Ich frage dich das nicht zuletzt deshalb, weil mir der Gott des Alten Testaments von Beginn meines Glaubenslebens an, auch immer ziemlich suspekt war (das fing schon bei Kain und Abel an - warum lehnte Gott das Opfer Kains ab? Ich fand das voll gemein und ungerecht!) und auch die Texte des Alten Testaments waren mir grundsätzlich immer ziemlich suspekt! Aber am suspektesten war mir dann vorallem, dass Jesus und eigentlich das gesamte Neue Testament, das ich beides sehr liebte, offensichtlich viel weniger Probleme mit diesem Gott und diesen Texten hatte, als ich. Sie bezogen sich ja beständig darauf und natürlich wusste ich schon als junger Teenager, dass Jesus Jude war und im Christentum grundsätzlich auch die Tora als Gottes Wort Geltung hatte.

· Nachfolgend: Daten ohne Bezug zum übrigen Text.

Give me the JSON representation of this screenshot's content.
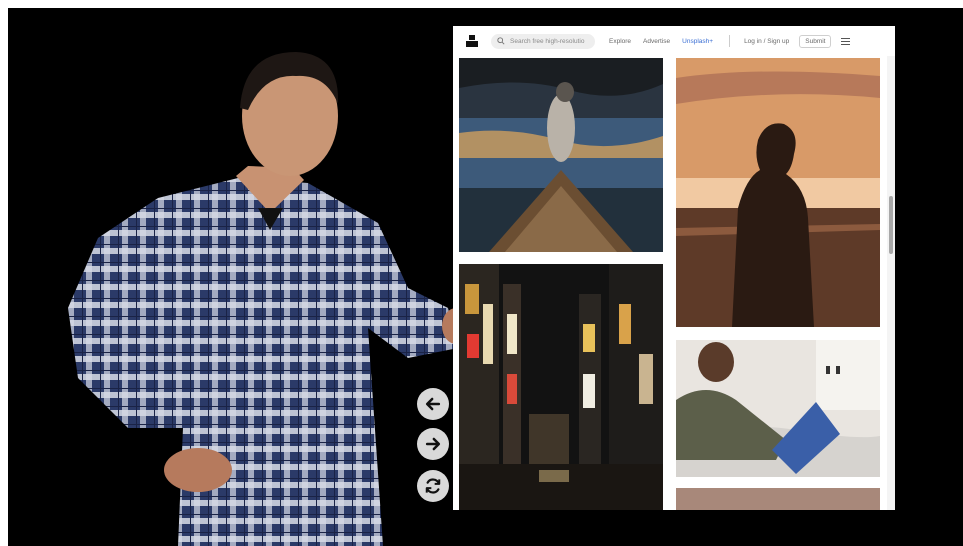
{
  "browser": {
    "search": {
      "placeholder": "Search free high-resolutio"
    },
    "nav": {
      "explore": "Explore",
      "advertise": "Advertise",
      "unsplash_plus": "Unsplash+"
    },
    "auth": "Log in  /  Sign up",
    "submit_label": "Submit",
    "colors": {
      "accent": "#3b6fd4"
    }
  },
  "photos": [
    {
      "name": "husky-in-boat",
      "colors": [
        "#1c2a38",
        "#3d5a7a",
        "#e4a85a"
      ]
    },
    {
      "name": "silhouette-sunset",
      "colors": [
        "#d89a68",
        "#f1c9a2",
        "#3a2419"
      ]
    },
    {
      "name": "night-city-street",
      "colors": [
        "#121212",
        "#c8963c",
        "#e23a32"
      ]
    },
    {
      "name": "woman-with-tablet",
      "colors": [
        "#e9e5e0",
        "#5c5f4a",
        "#3a5fa8"
      ]
    }
  ],
  "controls": {
    "back_icon": "arrow-left-icon",
    "forward_icon": "arrow-right-icon",
    "reload_icon": "refresh-icon"
  }
}
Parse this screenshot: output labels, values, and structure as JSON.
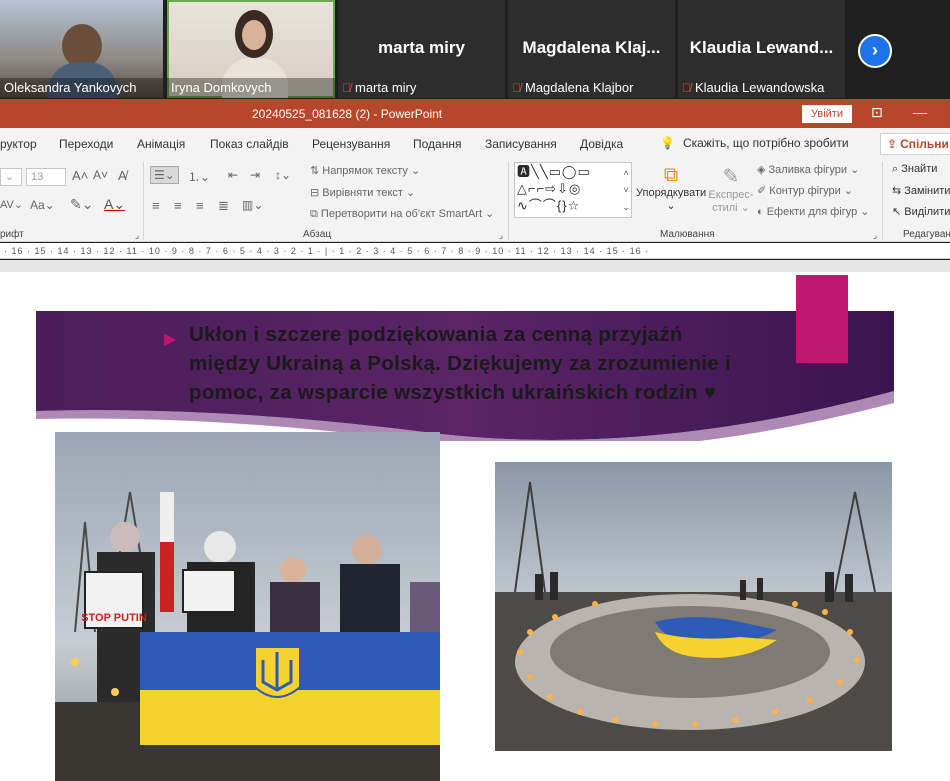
{
  "meeting": {
    "participants": [
      {
        "name": "Oleksandra Yankovych",
        "video": true,
        "muted": false
      },
      {
        "name": "Iryna Domkovych",
        "video": true,
        "muted": false,
        "active": true
      },
      {
        "name": "marta miry",
        "display": "marta miry",
        "video": false,
        "muted": true
      },
      {
        "name": "Magdalena Klajbor",
        "display": "Magdalena  Klaj...",
        "video": false,
        "muted": true
      },
      {
        "name": "Klaudia Lewandowska",
        "display": "Klaudia  Lewand...",
        "video": false,
        "muted": true
      }
    ],
    "next_icon": "chevron-right-icon"
  },
  "powerpoint": {
    "window_title": "20240525_081628 (2)  -  PowerPoint",
    "sign_in": "Увійти",
    "tabs": [
      "руктор",
      "Переходи",
      "Анімація",
      "Показ слайдів",
      "Рецензування",
      "Подання",
      "Записування",
      "Довідка"
    ],
    "tell_me": "Скажіть, що потрібно зробити",
    "share": "Спільни",
    "ribbon": {
      "font_size": "13",
      "font_group": "рифт",
      "paragraph_group": "Абзац",
      "text_direction": "Напрямок тексту",
      "align_text": "Вирівняти текст",
      "convert_smartart": "Перетворити на об'єкт SmartArt",
      "arrange": "Упорядкувати",
      "quick_styles_1": "Експрес-",
      "quick_styles_2": "стилі",
      "shape_fill": "Заливка фігури",
      "shape_outline": "Контур фігури",
      "shape_effects": "Ефекти для фігур",
      "drawing_group": "Малювання",
      "find": "Знайти",
      "replace": "Замінити",
      "select": "Виділити",
      "editing_group": "Редагування"
    },
    "ruler_text": "· 16 · 15 · 14 · 13 · 12 · 11 · 10 · 9 · 8 · 7 · 6 · 5 · 4 · 3 · 2 · 1 · | · 1 · 2 · 3 · 4 · 5 · 6 · 7 · 8 · 9 · 10 · 11 · 12 · 13 · 14 · 15 · 16 ·"
  },
  "slide": {
    "message": "Ukłon i szczere podziękowania za cenną przyjaźń między Ukrainą a Polską. Dziękujemy za zrozumienie i pomoc, za wsparcie wszystkich ukraińskich rodzin ♥",
    "poster_text": "STOP PUTIN",
    "colors": {
      "accent": "#c01772",
      "banner": "#5a2466",
      "flag_blue": "#2d5bb5",
      "flag_yellow": "#f5d22e"
    }
  }
}
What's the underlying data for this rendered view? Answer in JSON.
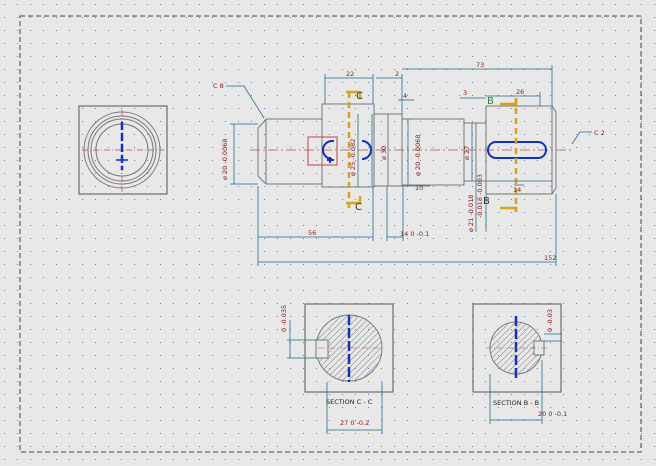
{
  "colors": {
    "background": "#e8e8e8",
    "grid_dots": "#6a78c8",
    "outline": "#777777",
    "dimension": "#1e6f8c",
    "dim_text": "#8b1a1a",
    "keyway": "#1030c8",
    "section_marker": "#d8a21c",
    "view_frame": "#555555",
    "hatch": "#999999"
  },
  "drawing": {
    "chamfer_left": "C 8",
    "chamfer_right": "C 2",
    "section_mark_c": "C",
    "section_mark_b": "B",
    "dims": {
      "d22": "22",
      "d2": "2",
      "d73": "73",
      "d3": "3",
      "d26": "26",
      "d56": "56",
      "d4": "4",
      "d10": "10",
      "d14": "14",
      "d152": "152",
      "dia20_left": "ø 20 -0.0068",
      "dia30": "ø 30",
      "dia25": "ø 25 -0.082",
      "dia20_mid": "ø 20 -0.0068",
      "dia27": "ø 27",
      "tol_right_a": "ø 21 -0.018",
      "tol_right_b": "-0.018 -0.003",
      "tol_mid": "14 0 -0.1",
      "sec_c_depth": "0 -0.035",
      "sec_c_width": "27 0 -0.2",
      "sec_b_depth": "0 -0.03",
      "sec_b_width": "20 0 -0.1"
    },
    "section_c_label": "SECTION C - C",
    "section_b_label": "SECTION B - B"
  }
}
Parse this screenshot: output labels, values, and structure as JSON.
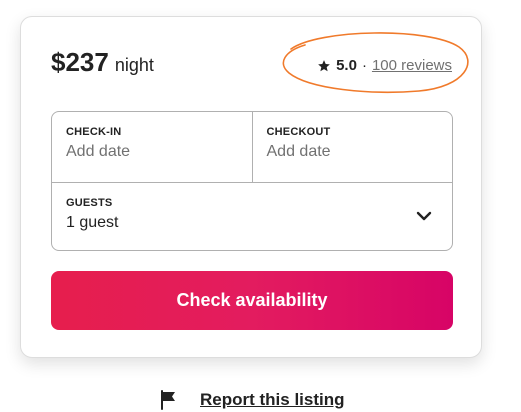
{
  "listing": {
    "price": "$237",
    "price_unit": "night"
  },
  "rating": {
    "icon": "star-icon",
    "value": "5.0",
    "separator": "·",
    "reviews_label": "100 reviews"
  },
  "booking": {
    "checkin_label": "CHECK-IN",
    "checkin_placeholder": "Add date",
    "checkout_label": "CHECKOUT",
    "checkout_placeholder": "Add date",
    "guests_label": "GUESTS",
    "guests_value": "1 guest",
    "guests_icon": "chevron-down-icon"
  },
  "actions": {
    "check_availability_label": "Check availability"
  },
  "footer": {
    "flag_icon": "flag-icon",
    "report_label": "Report this listing"
  },
  "colors": {
    "accent_start": "#e61e4d",
    "accent_end": "#d70466",
    "annotation": "#f07a2b",
    "text_primary": "#222222",
    "text_secondary": "#717171"
  }
}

Das gab mir dann schwer zu denken und deshalb war ich nie so konsequent und vielleicht auch nicht so mutig wie du und hab' diese Texte konsequent abgelehnt und als widergöttlich verworfen, sondern versuchte vielmehr herauszufinden, ob sich mit der Zeit nicht vielleicht doch eine kleine Tür finden ließe, die mir das bessere Verständnis dieser Texte eröffnen könnte? Ich persönlich hab' diese Tür dann in der historisch-kritischen, der tiefenpsychologischen und parabolischen Exegese nach Meister Eckhart gefunden und nicht zuletzt hab' ich gerade hier auf Gnadenkinder.de ganz tolle Menschen jüdischen Glaubens kennenlernen dürfen, die mir ebenfalls sehr geholfen haben. Davon erzähle ich dann gerne im Verlaufe dieses Threads, muss jetzt aber erst einmal wegen Zeitmangel abbrechen und komme auch die nächsten Tage nur sporadisch zum Schreiben, weshalb ich um etwas Geduld bitte.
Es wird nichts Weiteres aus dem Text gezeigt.